No one can take my wife’s place. She is my BEST FRIEND! She sees me at my worst – and loves me the MOST! She is my beloved, she is my friend! Here’s five ways you can cultivate friendship in your marriage as well:
1. Make Jesus the highest priority in your home.
Your marriage, like everything else, exists to glorify God and serve His kingdom. Read your Bible together. Pray to together. Talk about what God is doing in your family. Don’t be afraid to talk about spiritual things with your spouse.
“That’s just too uncomfortable.” Then you aren’t doing those things enough.
2. Give your love freely and unconditionally.
I’ve often heard people say, “I fell in love”. Well, if you can “fall in love” that implies you can “fall out of love”. It also gives the implication that you have no choice in the matter. I’ll be honest, I didn’t “fall in love” with Mary Ann. She captured my heart and I chose to love her. Every day of my life, I still choose to love her.

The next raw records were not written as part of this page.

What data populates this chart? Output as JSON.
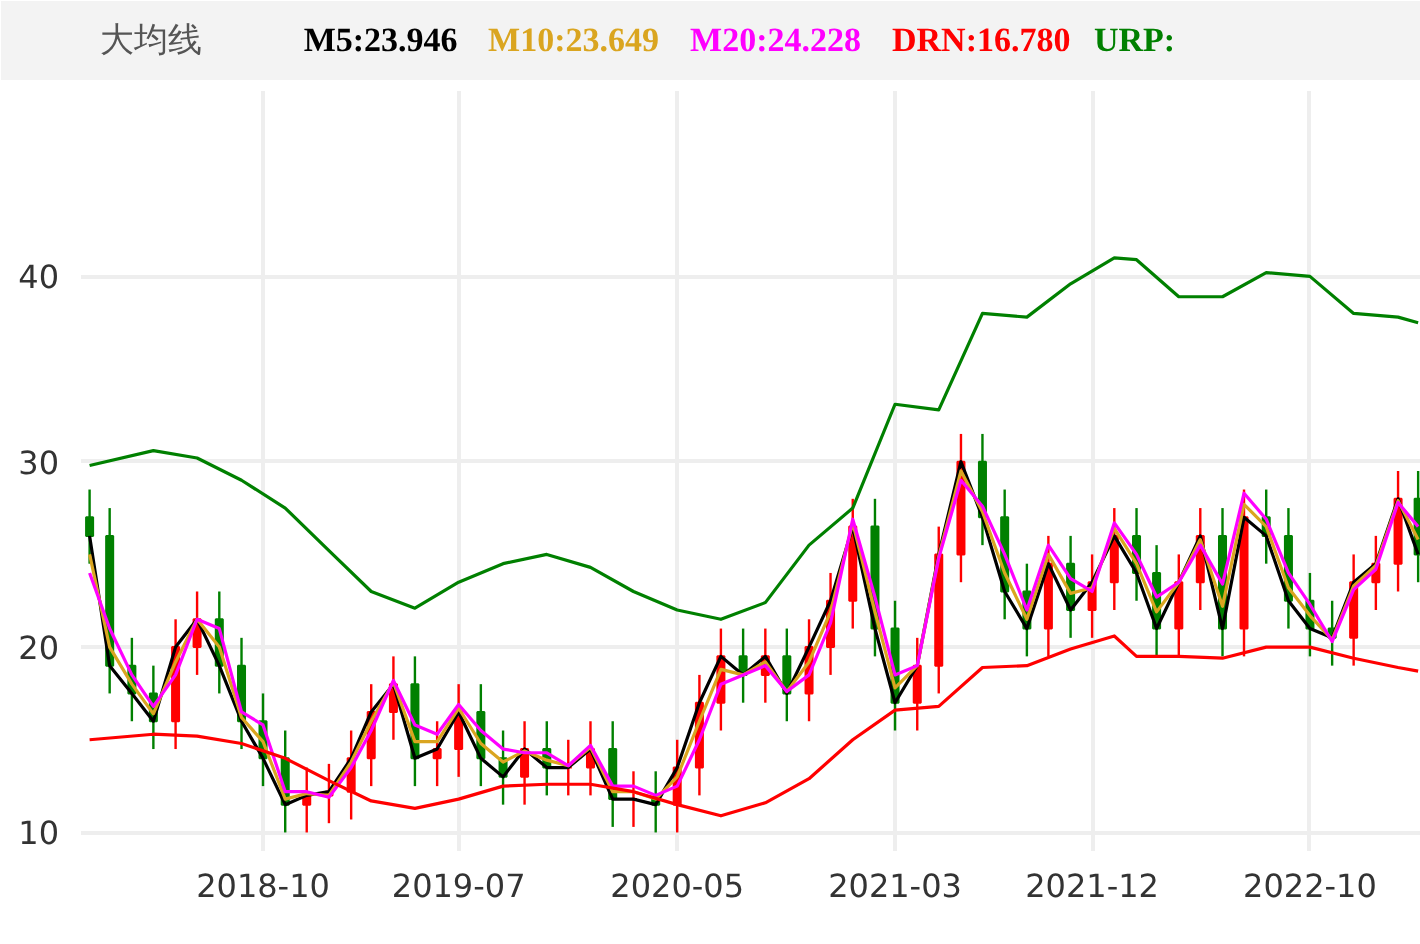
{
  "chart_data": {
    "type": "candlestick",
    "title": "大均线",
    "x": [
      "2018-02",
      "2018-03",
      "2018-04",
      "2018-05",
      "2018-06",
      "2018-07",
      "2018-08",
      "2018-09",
      "2018-10",
      "2018-11",
      "2018-12",
      "2019-01",
      "2019-02",
      "2019-03",
      "2019-04",
      "2019-05",
      "2019-06",
      "2019-07",
      "2019-08",
      "2019-09",
      "2019-10",
      "2019-11",
      "2019-12",
      "2020-01",
      "2020-02",
      "2020-03",
      "2020-04",
      "2020-05",
      "2020-06",
      "2020-07",
      "2020-08",
      "2020-09",
      "2020-10",
      "2020-11",
      "2020-12",
      "2021-01",
      "2021-02",
      "2021-03",
      "2021-04",
      "2021-05",
      "2021-06",
      "2021-07",
      "2021-08",
      "2021-09",
      "2021-10",
      "2021-11",
      "2021-12",
      "2022-01",
      "2022-02",
      "2022-03",
      "2022-04",
      "2022-05",
      "2022-06",
      "2022-07",
      "2022-08",
      "2022-09",
      "2022-10",
      "2022-11",
      "2022-12",
      "2023-01",
      "2023-02",
      "2023-03"
    ],
    "ohlc": [
      [
        27,
        28.5,
        24.5,
        26
      ],
      [
        26,
        27.5,
        17.5,
        19
      ],
      [
        19,
        20.5,
        16,
        17.5
      ],
      [
        17.5,
        19,
        14.5,
        16
      ],
      [
        16,
        21.5,
        14.5,
        20
      ],
      [
        20,
        23,
        18.5,
        21.5
      ],
      [
        21.5,
        23,
        17.5,
        19
      ],
      [
        19,
        20.5,
        14.5,
        16
      ],
      [
        16,
        17.5,
        12.5,
        14
      ],
      [
        14,
        15.5,
        10,
        11.5
      ],
      [
        11.5,
        13.5,
        10,
        12
      ],
      [
        12,
        13.7,
        10.5,
        12.2
      ],
      [
        12.2,
        15.5,
        10.7,
        14
      ],
      [
        14,
        18,
        12.5,
        16.5
      ],
      [
        16.5,
        19.5,
        15,
        18
      ],
      [
        18,
        19.5,
        12.5,
        14
      ],
      [
        14,
        16,
        12.5,
        14.5
      ],
      [
        14.5,
        18,
        13,
        16.5
      ],
      [
        16.5,
        18,
        12.5,
        14
      ],
      [
        14,
        15.5,
        11.5,
        13
      ],
      [
        13,
        16,
        11.5,
        14.5
      ],
      [
        14.5,
        16,
        12,
        13.5
      ],
      [
        13.5,
        15,
        12,
        13.5
      ],
      [
        13.5,
        16,
        12,
        14.5
      ],
      [
        14.5,
        16,
        10.3,
        11.8
      ],
      [
        11.8,
        13.3,
        10.3,
        11.8
      ],
      [
        11.8,
        13.3,
        10,
        11.5
      ],
      [
        11.5,
        15,
        10,
        13.5
      ],
      [
        13.5,
        18.5,
        12,
        17
      ],
      [
        17,
        21,
        15.5,
        19.5
      ],
      [
        19.5,
        21,
        17,
        18.5
      ],
      [
        18.5,
        21,
        17,
        19.5
      ],
      [
        19.5,
        21,
        16,
        17.5
      ],
      [
        17.5,
        21.5,
        16,
        20
      ],
      [
        20,
        24,
        18.5,
        22.5
      ],
      [
        22.5,
        28,
        21,
        26.5
      ],
      [
        26.5,
        28,
        19.5,
        21
      ],
      [
        21,
        22.5,
        15.5,
        17
      ],
      [
        17,
        20.5,
        15.5,
        19
      ],
      [
        19,
        26.5,
        17.5,
        25
      ],
      [
        25,
        31.5,
        23.5,
        30
      ],
      [
        30,
        31.5,
        25.5,
        27
      ],
      [
        27,
        28.5,
        21.5,
        23
      ],
      [
        23,
        24.5,
        19.5,
        21
      ],
      [
        21,
        26,
        19.5,
        24.5
      ],
      [
        24.5,
        26,
        20.5,
        22
      ],
      [
        22,
        25,
        20.5,
        23.5
      ],
      [
        23.5,
        27.5,
        22,
        26
      ],
      [
        26,
        27.5,
        22.5,
        24
      ],
      [
        24,
        25.5,
        19.5,
        21
      ],
      [
        21,
        25,
        19.5,
        23.5
      ],
      [
        23.5,
        27.5,
        22,
        26
      ],
      [
        26,
        27.5,
        19.5,
        21
      ],
      [
        21,
        28.5,
        19.5,
        27
      ],
      [
        27,
        28.5,
        24.5,
        26
      ],
      [
        26,
        27.5,
        21,
        22.5
      ],
      [
        22.5,
        24,
        19.5,
        21
      ],
      [
        21,
        22.5,
        19,
        20.5
      ],
      [
        20.5,
        25,
        19,
        23.5
      ],
      [
        23.5,
        26,
        22,
        24.5
      ],
      [
        24.5,
        29.5,
        23,
        28
      ],
      [
        28,
        29.5,
        23.5,
        25
      ]
    ],
    "colors": [
      "#008000",
      "#008000",
      "#008000",
      "#008000",
      "#ff0000",
      "#ff0000",
      "#008000",
      "#008000",
      "#008000",
      "#008000",
      "#ff0000",
      "#ff0000",
      "#ff0000",
      "#ff0000",
      "#ff0000",
      "#008000",
      "#ff0000",
      "#ff0000",
      "#008000",
      "#008000",
      "#ff0000",
      "#008000",
      "#ff0000",
      "#ff0000",
      "#008000",
      "#ff0000",
      "#008000",
      "#ff0000",
      "#ff0000",
      "#ff0000",
      "#008000",
      "#ff0000",
      "#008000",
      "#ff0000",
      "#ff0000",
      "#ff0000",
      "#008000",
      "#008000",
      "#ff0000",
      "#ff0000",
      "#ff0000",
      "#008000",
      "#008000",
      "#008000",
      "#ff0000",
      "#008000",
      "#ff0000",
      "#ff0000",
      "#008000",
      "#008000",
      "#ff0000",
      "#ff0000",
      "#008000",
      "#ff0000",
      "#008000",
      "#008000",
      "#008000",
      "#008000",
      "#ff0000",
      "#ff0000",
      "#ff0000",
      "#008000"
    ],
    "series": [
      {
        "type": "line",
        "name": "M5:23.946",
        "color": "#000000",
        "values": [
          26,
          19,
          17.5,
          16,
          20,
          21.5,
          19,
          16,
          14,
          11.5,
          12,
          12.2,
          14,
          16.5,
          18,
          14,
          14.5,
          16.5,
          14,
          13,
          14.5,
          13.5,
          13.5,
          14.5,
          11.8,
          11.8,
          11.5,
          13.5,
          17,
          19.5,
          18.5,
          19.5,
          17.5,
          20,
          22.5,
          26.5,
          21,
          17,
          19,
          25,
          30,
          27,
          23,
          21,
          24.5,
          22,
          23.5,
          26,
          24,
          21,
          23.5,
          26,
          21,
          27,
          26,
          22.5,
          21,
          20.5,
          23.5,
          24.5,
          28,
          25
        ]
      },
      {
        "type": "line",
        "name": "M10:23.649",
        "color": "#daa520",
        "values": [
          25,
          20,
          18,
          16.4,
          19.2,
          21.5,
          20,
          16.2,
          14.9,
          11.8,
          12.1,
          12,
          13.8,
          16,
          18.1,
          14.9,
          14.9,
          16.7,
          14.8,
          13.8,
          14.4,
          13.9,
          13.6,
          14.6,
          12.2,
          12.2,
          11.8,
          13,
          16,
          18.8,
          18.5,
          19.2,
          17.6,
          19.2,
          21.9,
          26.7,
          21.9,
          17.8,
          19,
          24.9,
          29.5,
          27.3,
          24,
          21.5,
          25,
          22.9,
          23.2,
          26.4,
          24.5,
          21.9,
          23.5,
          25.8,
          22.2,
          27.7,
          26.5,
          23.2,
          21.7,
          20.4,
          23.3,
          24.4,
          27.9,
          25.8
        ]
      },
      {
        "type": "line",
        "name": "M20:24.228",
        "color": "#ff00ff",
        "values": [
          24,
          21,
          18.5,
          16.8,
          18.5,
          21.5,
          21,
          16.5,
          15.8,
          12.2,
          12.2,
          11.9,
          13.5,
          15.5,
          18.2,
          15.8,
          15.3,
          16.9,
          15.5,
          14.5,
          14.3,
          14.3,
          13.6,
          14.7,
          12.5,
          12.5,
          12,
          12.5,
          15,
          18,
          18.5,
          19,
          17.6,
          18.5,
          21.3,
          26.9,
          22.7,
          18.5,
          19,
          24.8,
          29,
          27.6,
          25,
          22,
          25.5,
          23.7,
          23,
          26.7,
          25,
          22.7,
          23.5,
          25.5,
          23.4,
          28.3,
          26.9,
          24,
          22.3,
          20.3,
          23.1,
          24.2,
          27.8,
          26.5
        ]
      },
      {
        "type": "line",
        "name": "DRN:16.780",
        "color": "#ff0000",
        "x": [
          "2018-02",
          "2018-05",
          "2018-07",
          "2018-09",
          "2018-11",
          "2019-01",
          "2019-03",
          "2019-05",
          "2019-07",
          "2019-09",
          "2019-11",
          "2020-01",
          "2020-03",
          "2020-05",
          "2020-07",
          "2020-09",
          "2020-11",
          "2021-01",
          "2021-03",
          "2021-05",
          "2021-07",
          "2021-09",
          "2021-11",
          "2022-01",
          "2022-02",
          "2022-04",
          "2022-06",
          "2022-08",
          "2022-10",
          "2022-12",
          "2023-02",
          "2023-03"
        ],
        "values": [
          15,
          15.3,
          15.2,
          14.8,
          14,
          12.8,
          11.7,
          11.3,
          11.8,
          12.5,
          12.6,
          12.6,
          12.2,
          11.5,
          10.9,
          11.6,
          12.9,
          15,
          16.6,
          16.8,
          18.9,
          19,
          19.9,
          20.6,
          19.5,
          19.5,
          19.4,
          20,
          20,
          19.4,
          18.9,
          18.7
        ]
      },
      {
        "type": "line",
        "name": "URP:",
        "color": "#008000",
        "x": [
          "2018-02",
          "2018-05",
          "2018-07",
          "2018-09",
          "2018-11",
          "2019-01",
          "2019-03",
          "2019-05",
          "2019-07",
          "2019-09",
          "2019-11",
          "2020-01",
          "2020-03",
          "2020-05",
          "2020-07",
          "2020-09",
          "2020-11",
          "2021-01",
          "2021-03",
          "2021-05",
          "2021-07",
          "2021-09",
          "2021-11",
          "2022-01",
          "2022-02",
          "2022-04",
          "2022-06",
          "2022-08",
          "2022-10",
          "2022-12",
          "2023-02",
          "2023-03"
        ],
        "values": [
          29.8,
          30.6,
          30.2,
          29,
          27.5,
          25.2,
          23,
          22.1,
          23.5,
          24.5,
          25,
          24.3,
          23,
          22,
          21.5,
          22.4,
          25.5,
          27.5,
          33.1,
          32.8,
          38,
          37.8,
          39.6,
          41,
          40.9,
          38.9,
          38.9,
          40.2,
          40,
          38,
          37.8,
          37.5
        ]
      }
    ],
    "xlim": [
      "2018-01-20",
      "2023-03-05"
    ],
    "xticks": [
      "2018-10",
      "2019-07",
      "2020-05",
      "2021-03",
      "2021-12",
      "2022-10"
    ],
    "ylim": [
      9,
      50
    ],
    "yticks": [
      10,
      20,
      30,
      40
    ],
    "grid": true,
    "marker": "none",
    "line_style": "solid"
  }
}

Mark Driscoll writes, “In the Bible love is often a feeling. But rather than being a feeling that promotes action, it is often first an action based on obedience to God that results in a feeling for our spouses.” This explains why the Bible commands husbands to love their wives and wives to love their husbands. It doesn’t say to FEEL LOVE…it says to GIVE LOVE. Giving love is an action that leads to a feeling.
3. Talk to your spouse!
If I sent you on an assignment…a dinner date with your spouse…and gave you some rules, could you follow them? If I said, “I want you to talk to your spouse over dinner, but you can’t talk about work, the kids, finances, sports or politics.” Could you do it? What would you be able to talk about?
Can you talk through challenges and patiently listen to your spouse?
Can you pray together and/or build life-long memories?
Can you be generous with compliments or encouragement?
4. Have fun with your spouse!
Do you remember the things you did to win your spouse’s affection? Why did you stop? Just because you won their affection doesn’t mean you should stop trying to keep it!
Every night, we put the kids to bed and the rest of the evening is ours to spend together. We may take long walks, read, watch movies or just talk. Regardless of what we do, we do it together. It’s our time, and it’s the best time of my day!
5. Count on one another.
I believe that marriage can make you happy. I also believe it can make you holy. I’m flawed. I’m a sinner. I need the loving grace and mercy of my Savior. But I also need grace and mercy from my wife. As flawed people, God sometimes sends us others to pull us out of our mess! Who better to do that than my spouse?
Ecclesiastes 4:9-10 (NIV)
Two are better than one, because they have a good return for their labor: If either of them falls down, one can help the other up. But pity anyone who falls and has no one to help them up.
At the end of the day, my friendship with my wife brings us closer to God and to each other. At times we fail. And sometimes we mess up. But we always learn and we continue to grow – TOGETHER!